Esther Phillips, Ray Charles, Joe Cocker, Elvis Presley, Frank Sinatra, Marvin Gaye… la longue liste des grands noms ayant posé leur empreinte sur les chansons des Beatles témoigne de l’ampleur de ce phénomène. Et parmi ces icônes, Paul McCartney, en dépit de toutes les reprises légendaires qu’il a pu entendre, voue un attachement particulier à cette version de 1965, transfigurée par la voix d’Esther Phillips. Au-delà de l’aspect sentimental, il y voit la preuve que la grande musique transcende les genres. Loin de dénaturer la chanson, la démarche de Phillips lui a offert une nouvelle naissance, que McCartney célèbre encore aujourd’hui.
De fait, l’histoire des Beatles se prolonge, s’étend et ne cesse de se réécrire. Tandis que la modernité apporte son lot de technologies et d’expérimentations, les créations intemporelles du quatuor résonnent toujours, qu’on les entende dans leur version originale ou dans des relectures audacieuses. L’essence de la musique des Beatles, forgée dans l’union de mélodies inspirées et de paroles accessibles, conserve ce pouvoir de séduction qui traverse les générations. Quand un artiste de renom ou une jeune révélation s’empare d’un titre aussi culte que « And I Love Her », c’est le signe que l’étincelle Beatles reste plus vivante que jamais.
Aujourd’hui, alors même que l’on pourrait croire avoir déjà tout entendu, des voix nouvelles surgissent, éclairant la musique de Lennon et McCartney sous des angles inédits. C’est probablement ce qui continue de nourrir la passion de Paul McCartney pour les reprises : au-delà d’un simple exercice d’admiration, il y voit un grand laboratoire vivant où se perpétue la flamme du rock, de la pop, et des mélodies universelles. Les mots affectueux qu’il réserve à Esther Phillips en sont la démonstration la plus touchante.
Enfin, cette même ferveur prouve une chose essentielle : la chanson, lorsqu’elle est porteuse d’une émotion forte, transcende toutes les barrières. Elle échappe à son temps d’origine, s’envole vers d’autres territoires, d’autres styles, d’autres publics, sans jamais perdre l’âme dont l’a dotée son créateur. Et chaque fois que Paul McCartney évoque ce souvenir inoubliable de la première fois qu’il a entendu quelqu’un reprendre l’une de ses compositions, on comprend que cette émotion, loin de s’émousser, demeure intacte. Même après tant d’années et de succès, il garde cet émerveillement d’un jeune compositeur découvrant, admiratif, le nouveau visage que prend son œuvre sous l’impulsion d’une artiste inspirée.

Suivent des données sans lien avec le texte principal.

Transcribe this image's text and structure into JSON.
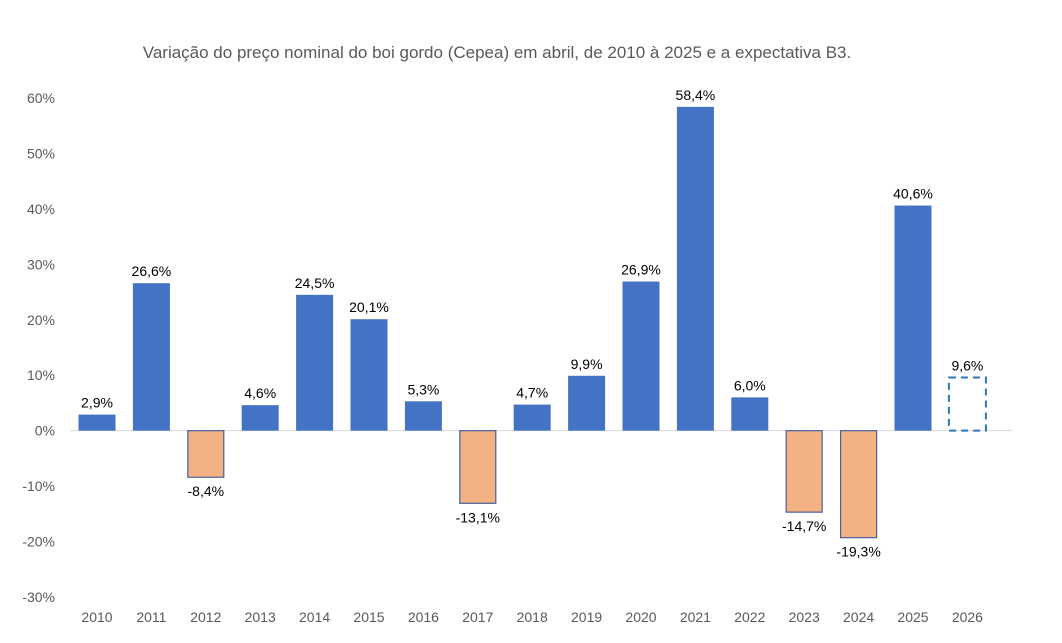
{
  "chart_data": {
    "type": "bar",
    "title": "Variação do preço nominal do boi gordo (Cepea) em abril, de 2010 à 2025 e a expectativa B3.",
    "xlabel": "",
    "ylabel": "",
    "ylim": [
      -30,
      60
    ],
    "y_ticks": [
      60,
      50,
      40,
      30,
      20,
      10,
      0,
      -10,
      -20,
      -30
    ],
    "y_tick_labels": [
      "60%",
      "50%",
      "40%",
      "30%",
      "20%",
      "10%",
      "0%",
      "-10%",
      "-20%",
      "-30%"
    ],
    "categories": [
      "2010",
      "2011",
      "2012",
      "2013",
      "2014",
      "2015",
      "2016",
      "2017",
      "2018",
      "2019",
      "2020",
      "2021",
      "2022",
      "2023",
      "2024",
      "2025",
      "2026"
    ],
    "values": [
      2.9,
      26.6,
      -8.4,
      4.6,
      24.5,
      20.1,
      5.3,
      -13.1,
      4.7,
      9.9,
      26.9,
      58.4,
      6.0,
      -14.7,
      -19.3,
      40.6,
      9.6
    ],
    "data_labels": [
      "2,9%",
      "26,6%",
      "-8,4%",
      "4,6%",
      "24,5%",
      "20,1%",
      "5,3%",
      "-13,1%",
      "4,7%",
      "9,9%",
      "26,9%",
      "58,4%",
      "6,0%",
      "-14,7%",
      "-19,3%",
      "40,6%",
      "9,6%"
    ],
    "projected_categories": [
      "2026"
    ],
    "grid": false,
    "legend": "none",
    "colors": {
      "positive": "#4472c4",
      "negative": "#f4b183",
      "negative_border": "#4a5f9e",
      "projection_border": "#2e75b6"
    }
  }
}
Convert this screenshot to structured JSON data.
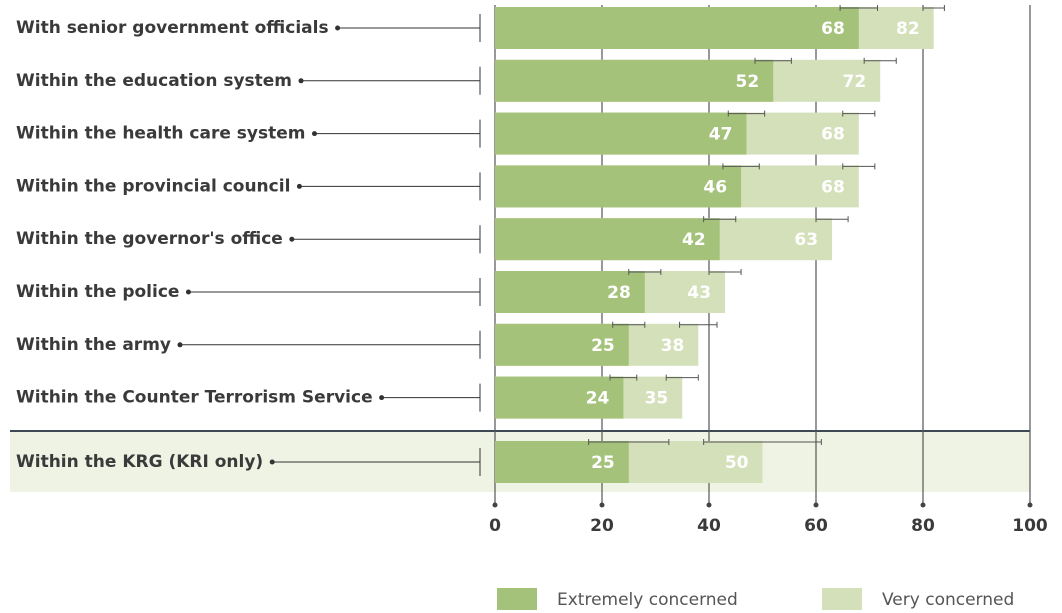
{
  "chart_data": {
    "type": "bar",
    "orientation": "horizontal",
    "overlap": true,
    "categories": [
      "With senior government officials",
      "Within the education system",
      "Within the health care system",
      "Within the provincial council",
      "Within the governor's office",
      "Within the police",
      "Within the army",
      "Within the Counter Terrorism Service",
      "Within the KRG (KRI only)"
    ],
    "series": [
      {
        "name": "Extremely concerned",
        "color": "#a5c27b",
        "values": [
          68,
          52,
          47,
          46,
          42,
          28,
          25,
          24,
          25
        ],
        "errors": [
          3.5,
          3.4,
          3.4,
          3.4,
          3,
          3,
          3,
          2.5,
          7.5
        ]
      },
      {
        "name": "Very concerned",
        "color": "#d4e0ba",
        "values": [
          82,
          72,
          68,
          68,
          63,
          43,
          38,
          35,
          50
        ],
        "errors": [
          2,
          3,
          3,
          3,
          3,
          3,
          3.5,
          3,
          11
        ]
      }
    ],
    "xlim": [
      0,
      100
    ],
    "xticks": [
      0,
      20,
      40,
      60,
      80,
      100
    ],
    "grid": true,
    "legend": "bottom"
  }
}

Ainsi, à travers le prisme éblouissant des reprises, la musique des Beatles se réinvente perpétuellement, prouvant que l’art vivant ne s’enferme jamais dans les limites de son origine, mais se nourrit des regards, des voix et des sensibilités de celles et ceux qui osent, à leur tour, la faire revivre. C’est un magnifique hommage rendu à Paul McCartney et à ses compagnons, comme à tous les créateurs qui, un jour, ont façonné un morceau devenu universel. Loin d’être un motif de crispation ou de jalousie, la reprise se révèle un véritable élan d’amour, de respect et de transmission. Et lorsque Paul McCartney déclare, la voix pleine de gratitude, qu’il « adore » la version d’Esther Phillips de « And I Love Him », il nous donne à sentir toute la magie de ce cycle créatif qui relie l’auteur à l’interprète, le passé au présent, et qui perpétue un héritage inépuisable.